For years scientists have managed to develop solar cells that are highly efficient in laboratory conditions, but quickly deteriorate when asked to cope with direct sunlight – which constitutes something of a drawback for a solar panel.
Now a team of researchers from the Massachusetts Institute of Technology (MIT) reckon they may have found the solution to the problem of deteriorating solar cells following the demonstration of a new cell design that manages to repair itself.
The cell mimics the ability of plants to convert sunlight into energy at the same time as continuously breaking down light-capturing molecules and reassembling them from scratch in order to avoid the debilitating effects of sunlight.
Michael Strano, the Charles and Hilda Roddey Associate Professor of Chemical Engineering, who led the research team, said the cell was "basically imitating tricks that nature has discovered over millions of years", such as plants' " reversibility, the ability to break apart and reassemble".
The cell uses synthetic molecules known as phospholipids that form disks which then provide structural support to proteins that respond to light. The molecules then create "reaction centres" that release electrons when hit by light particles. When suspended in a solution these reaction centres spontaneously attach themselves to carbon nanotubes that hold the disks in place and also act as wires that can transmit the released electrons.
The research team then added a surfactant to the self-assembling mixture, which resulted in the seven components that make up the system breaking apart.

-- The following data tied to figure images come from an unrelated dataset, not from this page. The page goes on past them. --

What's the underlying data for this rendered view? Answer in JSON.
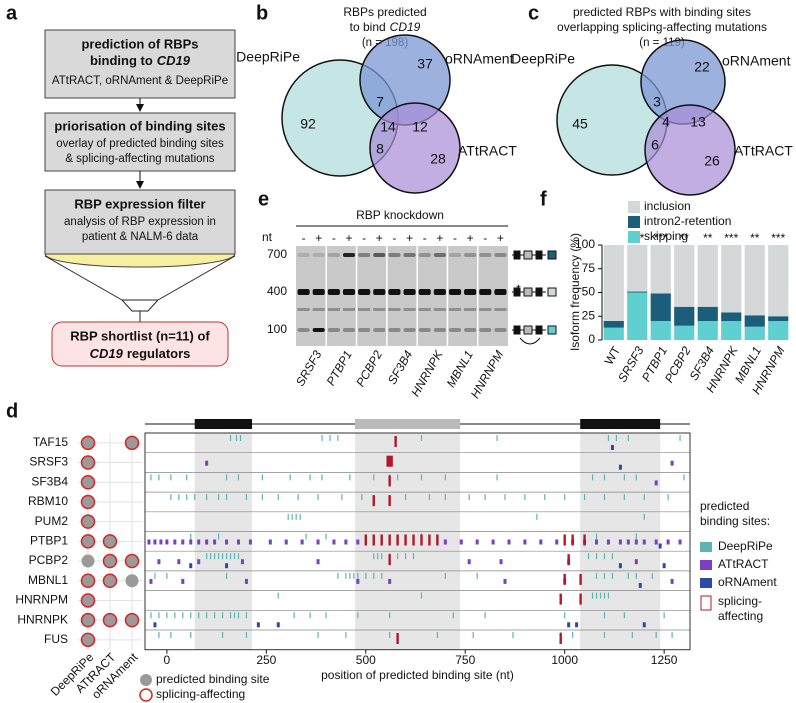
{
  "panel_a": {
    "label": "a",
    "box1": {
      "title": "prediction of RBPs",
      "title2": "binding to",
      "gene": "CD19",
      "text": "ATtRACT, oRNAment & DeepRiPe"
    },
    "box2": {
      "title": "priorisation of binding sites",
      "lines": [
        "overlay of predicted binding sites",
        "& splicing-affecting mutations"
      ]
    },
    "box3": {
      "title": "RBP expression filter",
      "lines": [
        "analysis of RBP expression in",
        "patient & NALM-6 data"
      ]
    },
    "shortlist": {
      "line1": "RBP shortlist (n=11) of",
      "gene": "CD19",
      "line2": "regulators"
    }
  },
  "panel_b": {
    "label": "b",
    "title": [
      "RBPs predicted",
      "to bind"
    ],
    "gene": "CD19",
    "n": "(n = 198)",
    "sets": [
      "DeepRiPe",
      "oRNAment",
      "ATtRACT"
    ],
    "counts": [
      92,
      37,
      28,
      7,
      14,
      12,
      8
    ]
  },
  "panel_c": {
    "label": "c",
    "title": [
      "predicted RBPs with binding sites",
      "overlapping splicing-affecting mutations"
    ],
    "n": "(n = 119)",
    "sets": [
      "DeepRiPe",
      "oRNAment",
      "ATtRACT"
    ],
    "counts": [
      45,
      22,
      26,
      3,
      4,
      13,
      6
    ]
  },
  "panel_e": {
    "label": "e",
    "title": "RBP knockdown",
    "unit": "nt",
    "signs": [
      "-",
      "+"
    ],
    "sizes": [
      700,
      400,
      100
    ],
    "star": "*",
    "genes": [
      "SRSF3",
      "PTBP1",
      "PCBP2",
      "SF3B4",
      "HNRNPK",
      "MBNL1",
      "HNRNPM"
    ]
  },
  "chart_data": [
    {
      "type": "bar",
      "stacked": true,
      "label": "f",
      "ylabel": "Isoform frequency (%)",
      "categories": [
        "WT",
        "SRSF3",
        "PTBP1",
        "PCBP2",
        "SF3B4",
        "HNRNPK",
        "MBNL1",
        "HNRNPM"
      ],
      "italic": [
        false,
        true,
        true,
        true,
        true,
        true,
        true,
        true
      ],
      "ylim": [
        0,
        100
      ],
      "yticks": [
        0,
        25,
        50,
        75,
        100
      ],
      "series": [
        {
          "name": "skipping",
          "color": "#5fcfd0",
          "values": [
            13,
            50,
            20,
            15,
            20,
            20,
            14,
            20
          ]
        },
        {
          "name": "intron2-retention",
          "color": "#1b5e7b",
          "values": [
            7,
            1,
            29,
            20,
            15,
            9,
            12,
            5
          ]
        },
        {
          "name": "inclusion",
          "color": "#d5d8d8",
          "values": [
            80,
            49,
            51,
            65,
            65,
            71,
            74,
            75
          ]
        }
      ],
      "significance": [
        null,
        "***",
        "***",
        "**",
        "**",
        "***",
        "**",
        "***"
      ]
    },
    {
      "type": "strip",
      "label": "d",
      "xlabel": "position of predicted binding site (nt)",
      "xlim": [
        -55,
        1315
      ],
      "xticks": [
        0,
        250,
        500,
        750,
        1000,
        1250
      ],
      "exons": [
        [
          70,
          214
        ],
        [
          473,
          737
        ],
        [
          1039,
          1240
        ]
      ],
      "rbps": [
        "TAF15",
        "SRSF3",
        "SF3B4",
        "RBM10",
        "PUM2",
        "PTBP1",
        "PCBP2",
        "MBNL1",
        "HNRNPM",
        "HNRNPK",
        "FUS"
      ],
      "matrix": [
        [
          2,
          0,
          2
        ],
        [
          2,
          0,
          0
        ],
        [
          2,
          0,
          0
        ],
        [
          2,
          0,
          0
        ],
        [
          2,
          0,
          0
        ],
        [
          2,
          2,
          0
        ],
        [
          1,
          2,
          2
        ],
        [
          2,
          2,
          1
        ],
        [
          2,
          0,
          0
        ],
        [
          2,
          2,
          2
        ],
        [
          2,
          0,
          0
        ]
      ],
      "legend_title": [
        "predicted",
        "binding sites:"
      ],
      "matrix_legend": [
        "predicted binding site",
        "splicing-affecting"
      ],
      "series": [
        {
          "name": "DeepRiPe",
          "color": "#5fb3b3",
          "sites": [
            [
              160,
              175,
              185,
              390,
              410,
              430,
              640,
              830,
              1110,
              1130,
              1160,
              1290
            ],
            [],
            [
              -40,
              -20,
              10,
              50,
              150,
              180,
              240,
              310,
              360,
              390,
              460,
              520,
              560,
              580,
              640,
              700,
              830,
              1070,
              1100,
              1150,
              1180,
              1300
            ],
            [
              10,
              30,
              50,
              70,
              100,
              130,
              150,
              200,
              240,
              280,
              330,
              380,
              440,
              490,
              600,
              660,
              700,
              760,
              800,
              850,
              900,
              950,
              1000,
              1050,
              1100,
              1150,
              1200,
              1260
            ],
            [
              305,
              315,
              325,
              335,
              930,
              1200
            ],
            [
              60,
              130,
              350,
              400,
              640,
              1080,
              1180
            ],
            [
              100,
              110,
              120,
              130,
              140,
              150,
              160,
              170,
              180,
              520,
              530,
              540,
              560,
              580,
              600,
              620,
              1060,
              1080,
              1100,
              1120
            ],
            [
              -30,
              0,
              150,
              430,
              450,
              460,
              470,
              480,
              500,
              520,
              540,
              700,
              780,
              1080,
              1100,
              1120,
              1160,
              1180,
              1220
            ],
            [
              280,
              640,
              1070,
              1080,
              1090,
              1100,
              1110
            ],
            [
              -40,
              -20,
              0,
              20,
              40,
              60,
              80,
              100,
              120,
              140,
              160,
              170,
              180,
              200,
              320,
              360,
              400,
              480,
              560,
              720,
              800,
              1000,
              1100,
              1150,
              1250
            ],
            [
              -20,
              10,
              60,
              140,
              200,
              380,
              450,
              560,
              680,
              770,
              870,
              990,
              1020,
              1100,
              1170,
              1230,
              1270
            ]
          ]
        },
        {
          "name": "ATtRACT",
          "color": "#7b3fbf",
          "sites": [
            [],
            [
              100,
              1270
            ],
            [
              1230
            ],
            [],
            [],
            [
              -45,
              -30,
              -15,
              0,
              20,
              40,
              60,
              80,
              100,
              120,
              150,
              180,
              210,
              260,
              300,
              340,
              380,
              420,
              450,
              480,
              700,
              740,
              780,
              820,
              860,
              900,
              940,
              980,
              1020,
              1050,
              1080,
              1110,
              1140,
              1160,
              1180,
              1200,
              1230,
              1260,
              1290
            ],
            [
              -20,
              30,
              80,
              190,
              380,
              760,
              840,
              1010,
              1180
            ],
            [
              -40,
              40,
              200,
              480,
              560,
              850,
              1000,
              1270
            ],
            [],
            [],
            []
          ]
        },
        {
          "name": "oRNAment",
          "color": "#2b4aa8",
          "sites": [
            [
              1120
            ],
            [
              1140
            ],
            [],
            [],
            [],
            [
              1240
            ],
            [
              60,
              150,
              1140,
              1250
            ],
            [
              1190
            ],
            [],
            [
              -30,
              230,
              280,
              1010,
              1030,
              1200
            ],
            []
          ]
        }
      ],
      "splicing": {
        "label": [
          "splicing-",
          "affecting"
        ],
        "color": "#b2182b",
        "sites": [
          [
            575
          ],
          [
            555,
            560,
            565
          ],
          [
            560
          ],
          [
            520,
            560
          ],
          [],
          [
            500,
            520,
            540,
            560,
            580,
            600,
            620,
            640,
            660,
            680,
            1000,
            1020,
            1050
          ],
          [
            560,
            1010
          ],
          [
            1000,
            1040
          ],
          [
            990,
            1040
          ],
          [],
          [
            580,
            990
          ]
        ]
      }
    }
  ]
}
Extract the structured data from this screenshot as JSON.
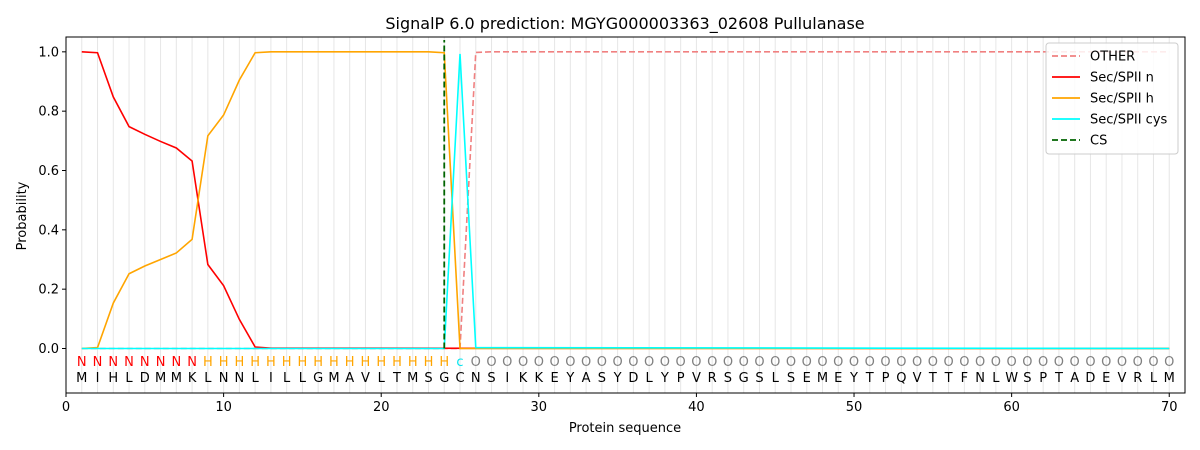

Once the surfactant, which MIT said was similar to that used to break up the BP oil spill in the Gulf, was removed from the mixture using a membrane, the compounds spontaneously assembled once again into a perfectly formed, rejuvenated photocell.
The team then ran the cell through the same cycle of assembly and disassembly repeatedly over a 14-hour period and recorded no loss of efficiency.
Strano said that the initial experiment delivered very low levels of efficiency, because the concentration of the molecular structures in the solution was very low. However, the efficiency of each individual structure stood at around 40 per cent, double that of the most efficient solar cells currently available, while the team believes that, theoretically, the structures could reach close to 100 per cent efficiency. MIT said the team is now working on how to increase the concentration of the solution.
It is likely to take years to develop commercially available solar cells based on the technology, but the breakthrough suggests that one of the most significant technical challenges faced by emerging nanomaterial-based solar technologies could be overcome.